Controversy as Poland Removes its Artist for the 2024 Venice Biennale
By Mary Whitlock
In a controversial and unprecedented move, Poland’s new centrist coalition government, led by Donald Tusk, have removed the country’s ‘Anti-European’ submission for the Venice Biennale later this year.
Undeterred by their failure to win a majority in the 15th October 2023 general election, the country’s right-wing populist party Law and Justice (PiS) (known for its harsh stance on LGBTQ+ rights and those of women) had continued with the organisation of their pavilion.

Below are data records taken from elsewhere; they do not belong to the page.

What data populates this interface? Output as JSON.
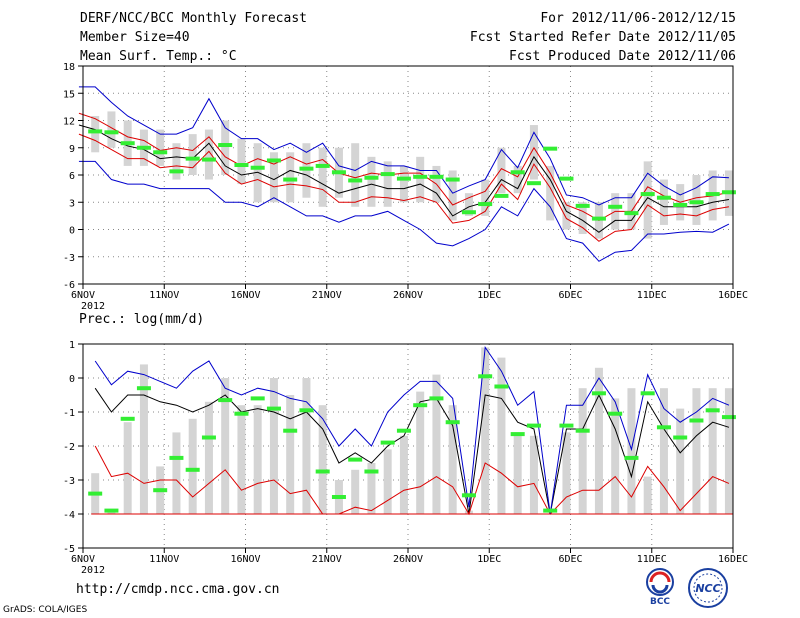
{
  "header": {
    "title": "DERF/NCC/BCC Monthly Forecast",
    "member_size": "Member Size=40",
    "variable": "Mean Surf. Temp.: °C",
    "period": "For 2012/11/06-2012/12/15",
    "started": "Fcst Started Refer Date 2012/11/05",
    "produced": "Fcst Produced Date 2012/11/06"
  },
  "url": "http://cmdp.ncc.cma.gov.cn",
  "credit": "GrADS: COLA/IGES",
  "logos": {
    "bcc": "BCC",
    "ncc": "NCC"
  },
  "colors": {
    "bar": "#d4d4d4",
    "ensemble": "#33ee33",
    "mean": "#000000",
    "spread": "#dd0000",
    "envelope": "#0000cc"
  },
  "chart_data": [
    {
      "type": "line",
      "title": "Mean Surf. Temp.: °C",
      "ylim": [
        -6,
        18
      ],
      "yticks": [
        "-6",
        "-3",
        "0",
        "3",
        "6",
        "9",
        "12",
        "15",
        "18"
      ],
      "xticks": [
        {
          "day": 0,
          "label": "6NOV"
        },
        {
          "day": 5,
          "label": "11NOV"
        },
        {
          "day": 10,
          "label": "16NOV"
        },
        {
          "day": 15,
          "label": "21NOV"
        },
        {
          "day": 20,
          "label": "26NOV"
        },
        {
          "day": 25,
          "label": "1DEC"
        },
        {
          "day": 30,
          "label": "6DEC"
        },
        {
          "day": 35,
          "label": "11DEC"
        },
        {
          "day": 40,
          "label": "16DEC"
        }
      ],
      "xyear": "2012",
      "bars_low": [
        8.5,
        9,
        7,
        7,
        7,
        5.5,
        6,
        5.5,
        6,
        5,
        3,
        3,
        3,
        3.5,
        2.5,
        3.5,
        2.5,
        2.5,
        2.5,
        3,
        3,
        3,
        1,
        1.5,
        1.5,
        4,
        4,
        5.5,
        1,
        0,
        -0.5,
        -1,
        0,
        0,
        -1,
        0.5,
        1,
        0.5,
        1,
        1.5
      ],
      "bars_high": [
        12.5,
        13,
        12,
        11,
        11,
        9.5,
        10.5,
        11,
        12,
        10,
        9.5,
        8.5,
        8.5,
        9.5,
        9,
        9,
        9.5,
        8,
        7.5,
        7,
        8,
        7,
        6.5,
        4,
        5.5,
        9,
        7,
        11.5,
        7,
        3,
        3,
        3,
        4,
        4,
        7.5,
        5.5,
        5,
        6,
        6.5,
        6.5
      ],
      "series": [
        {
          "name": "Ensemble",
          "values": [
            10.8,
            10.7,
            9.5,
            9,
            8.5,
            6.4,
            7.8,
            7.7,
            9.3,
            7.1,
            6.8,
            7.6,
            5.5,
            6.7,
            7,
            6.3,
            5.4,
            5.7,
            6.1,
            5.6,
            5.8,
            5.8,
            5.5,
            1.9,
            2.8,
            3.7,
            6.3,
            5.1,
            8.9,
            5.6,
            2.6,
            1.2,
            2.5,
            1.8,
            3.9,
            3.5,
            2.7,
            3,
            3.9,
            4.1
          ]
        },
        {
          "name": "Mean",
          "values": [
            11.5,
            11,
            10,
            9.2,
            8.8,
            7.8,
            8,
            7.8,
            9.5,
            7,
            6,
            6.3,
            5.5,
            6.5,
            6,
            5,
            4,
            4.5,
            5,
            4.5,
            4.5,
            5,
            4,
            1.5,
            2.5,
            3,
            5.5,
            4.5,
            8,
            5.5,
            2,
            1,
            -0.3,
            1,
            1,
            3.5,
            2.5,
            2.5,
            2.5,
            3,
            3.3
          ]
        },
        {
          "name": "Upper spread",
          "values": [
            12.8,
            12.2,
            11.2,
            10.2,
            9.8,
            8.7,
            9,
            8.7,
            10.2,
            8,
            7,
            7.8,
            7.2,
            8,
            7.2,
            7.7,
            6.2,
            5.7,
            6.2,
            6,
            6.2,
            6.2,
            5,
            2.7,
            3.5,
            4.2,
            6.7,
            5.8,
            9,
            6.2,
            2.7,
            2,
            1,
            2,
            2,
            4.7,
            3.7,
            3,
            3.5,
            3.7,
            4.1
          ]
        },
        {
          "name": "Lower spread",
          "values": [
            10.5,
            9.8,
            8.8,
            7.8,
            7.8,
            6.8,
            7,
            6.8,
            8.6,
            6.2,
            5,
            5.5,
            4.7,
            5,
            4.8,
            4.4,
            3,
            3,
            3.6,
            3.5,
            3.2,
            3.6,
            3,
            0.7,
            1,
            2,
            5,
            3.3,
            7.2,
            4.6,
            1.2,
            0.2,
            -1.3,
            -0.2,
            0,
            2.7,
            1.5,
            1.7,
            1.5,
            2.2,
            2.5
          ]
        },
        {
          "name": "Upper envelope",
          "values": [
            15.7,
            15.7,
            14,
            12.5,
            11.5,
            10.5,
            10.5,
            11.2,
            14.4,
            11.2,
            10,
            10,
            8.8,
            9.5,
            8.5,
            9.5,
            7,
            6.5,
            7.5,
            7,
            7,
            6.5,
            6.5,
            4,
            4.8,
            5.5,
            8.8,
            6.8,
            10.7,
            7.8,
            3.8,
            3.5,
            2.7,
            3.5,
            3.5,
            6.2,
            4.8,
            3.8,
            4.6,
            5.8,
            5.7
          ]
        },
        {
          "name": "Lower envelope",
          "values": [
            7.5,
            7.5,
            5.5,
            5,
            5,
            4.5,
            4.5,
            4.5,
            4.5,
            3,
            3,
            2.5,
            3.5,
            2.5,
            1.5,
            1.5,
            0.8,
            1.5,
            1.5,
            2,
            1,
            0,
            -1.5,
            -1.8,
            -1,
            0,
            2.5,
            1.5,
            4.5,
            2.5,
            -1,
            -1.5,
            -3.5,
            -2.5,
            -2.3,
            -0.5,
            -0.5,
            -0.3,
            -0.2,
            -0.3,
            0.6
          ]
        }
      ]
    },
    {
      "type": "line",
      "title": "Prec.: log(mm/d)",
      "ylim": [
        -5,
        1
      ],
      "yticks": [
        "-5",
        "-4",
        "-3",
        "-2",
        "-1",
        "0",
        "1"
      ],
      "xticks": [
        {
          "day": 0,
          "label": "6NOV"
        },
        {
          "day": 5,
          "label": "11NOV"
        },
        {
          "day": 10,
          "label": "16NOV"
        },
        {
          "day": 15,
          "label": "21NOV"
        },
        {
          "day": 20,
          "label": "26NOV"
        },
        {
          "day": 25,
          "label": "1DEC"
        },
        {
          "day": 30,
          "label": "6DEC"
        },
        {
          "day": 35,
          "label": "11DEC"
        },
        {
          "day": 40,
          "label": "16DEC"
        }
      ],
      "xyear": "2012",
      "bars_low": [
        -4,
        -4,
        -4,
        -4,
        -4,
        -4,
        -4,
        -4,
        -4,
        -4,
        -4,
        -4,
        -4,
        -4,
        -4,
        -4,
        -4,
        -4,
        -4,
        -4,
        -4,
        -4,
        -4,
        -4,
        -4,
        -4,
        -4,
        -4,
        -4,
        -4,
        -4,
        -4,
        -4,
        -4,
        -4,
        -4,
        -4,
        -4,
        -4,
        -4
      ],
      "bars_high": [
        -2.8,
        -3.9,
        -1.3,
        0.4,
        -2.6,
        -1.6,
        -1.2,
        -0.7,
        0,
        -0.8,
        -0.8,
        0,
        -0.5,
        0,
        -0.8,
        -3,
        -2.7,
        -2.5,
        -2.1,
        -1.7,
        -0.4,
        0.1,
        -0.8,
        -3.9,
        0.9,
        0.6,
        -1.6,
        -1.7,
        -4,
        -1.6,
        -0.3,
        0.3,
        -0.6,
        -0.3,
        -2.9,
        -0.3,
        -0.9,
        -0.3,
        -0.3,
        -0.3
      ],
      "series": [
        {
          "name": "Ensemble",
          "values": [
            -3.4,
            -3.9,
            -1.2,
            -0.3,
            -3.3,
            -2.35,
            -2.7,
            -1.75,
            -0.65,
            -1.05,
            -0.6,
            -0.9,
            -1.55,
            -0.95,
            -2.75,
            -3.5,
            -2.4,
            -2.75,
            -1.9,
            -1.55,
            -0.8,
            -0.6,
            -1.3,
            -3.45,
            0.05,
            -0.25,
            -1.65,
            -1.4,
            -3.9,
            -1.4,
            -1.55,
            -0.45,
            -1.05,
            -2.35,
            -0.45,
            -1.45,
            -1.75,
            -1.25,
            -0.95,
            -1.15
          ]
        },
        {
          "name": "Mean",
          "values": [
            -0.3,
            -1,
            -0.5,
            -0.5,
            -0.7,
            -0.8,
            -1,
            -0.8,
            -0.5,
            -1,
            -0.9,
            -1,
            -1.2,
            -1,
            -1.5,
            -2.5,
            -2.2,
            -2.5,
            -2,
            -1.7,
            -0.7,
            -0.6,
            -1.4,
            -4,
            -0.5,
            -0.6,
            -1.3,
            -1.5,
            -4,
            -1.5,
            -1.5,
            -0.5,
            -1.5,
            -2.9,
            -0.7,
            -1.5,
            -2.2,
            -1.7,
            -1.3,
            -1.45
          ]
        },
        {
          "name": "Lower",
          "values": [
            -2,
            -2.9,
            -2.8,
            -3.1,
            -3,
            -3,
            -3.5,
            -3.1,
            -2.7,
            -3.3,
            -3.1,
            -3,
            -3.4,
            -3.3,
            -4,
            -4,
            -3.8,
            -3.9,
            -3.6,
            -3.3,
            -3.2,
            -2.9,
            -3.2,
            -4,
            -2.5,
            -2.8,
            -3.2,
            -3.1,
            -4,
            -3.5,
            -3.3,
            -3.3,
            -2.9,
            -3.5,
            -2.6,
            -3.2,
            -3.9,
            -3.4,
            -2.9,
            -3.1
          ]
        },
        {
          "name": "Upper",
          "values": [
            0.5,
            -0.2,
            0.2,
            0.1,
            -0.1,
            -0.3,
            0.2,
            0.5,
            -0.3,
            -0.5,
            -0.3,
            -0.4,
            -0.6,
            -0.7,
            -1.2,
            -2,
            -1.5,
            -2,
            -1,
            -0.5,
            -0.1,
            -0.1,
            -0.6,
            -3.8,
            0.9,
            0.2,
            -0.8,
            -0.4,
            -4,
            -0.8,
            -0.8,
            0,
            -0.7,
            -2.1,
            0.1,
            -0.9,
            -1.3,
            -1,
            -0.6,
            -0.8
          ]
        }
      ]
    }
  ]
}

Announced on 31st October, in the final weeks of their eight-year rule, this decision can be seen as the party’s parting shot in the culture wars that pervaded their time in power.
The artist Ignacy Czwartos had been chosen, with his exhibition “Polish Exercises in the tragedy of the World: Between Germany and Russia”. This featured paintings of both Germany’s and Russia’s mistreatments of Poland throughout modern history, with one work showing Angela Merkel (German Chancellor, 2005 - 2021) connected to Vladimir Putin (President or Prime Minister of Russia since 1999) by a St Andrew’s cross manipulated to look like a swastika. In the proposal document, the show was described as “a profound reflection by a contemporary Polish artist on the tragic history of the 20th century”.
When Tusk went on to form a coalition government on 13th December, the new culture secretary, Bartłomiej Sienkiewicz, soon removed the proposed artist and works, as well as dismissing the right-wing painter Janusz Janowski from his position as Director of Zacheta National Gallery of Art in Warsaw (the institution that oversees Poland’s participation in the Biennale).
This had also come after an unprecedented move by three members of the jury that chose the original commission: Jagna Domżalska, Joanna Warsza and Karolina Ziębińska-Lewandowska. They presented their disapproval of Czwartos’ works in a “votum seperatum”, saying that they represented a decline into a “narrow-minded, ideologically paranoid and shameful position”, adding that it “does not in any way reflect Poland’s contemporary art scene”
Furthermore, the 60th Venice Biennale (held from 20th April to 24th November 2024) has been given the theme “Foreigners Everywhere”, celebrating migration and non-belonging. The nationalist tones of Czwartos’ works were considered out of step with this level of inclusivity.
Before he was embraced by PiS, Cwzartos (born in 1966) was not considered a major player in the Polish contemporary art scene. Despite the non-traditionalist style of his poster-like paintings, thematically they align strongly with the ideologies of the right-wing former government. He has now branded the removal of his artworks by the new government as an act of “censorship”.
In its place, the performance video “Repeat After Me”, initially a back-up option, has been chosen. The work is by ‘Open Group’, a Ukrainian collective including Yuriy Biley, Pavlo Kovach, and Anton Varga, that has already staged a Venice pavilion – representing Ukraine in the 56th Biennale in 2015.
The installation features Ukrainian refugees in a camp in Lviv sharing their experiences of Russia’s war, focusing particularly on sound. Often the only way to distinguish different types and scales of attack is through the differing noises they make. The work combines dialogue with audio reproductions of shelling, gunfire and air raid sirens, fully immersing the visitor.
Despite the fact that Czwartos believes his works have present as well as past relevance and refer “above all to Putin’s brutal attack in Ukraine”, the huge opposition he has received and his removal would suggest otherwise. The organisers of Czwartos’ show stated that the work intends to “accuse”, “provoke” and ask “unpleasant questions”. And it most certainly has.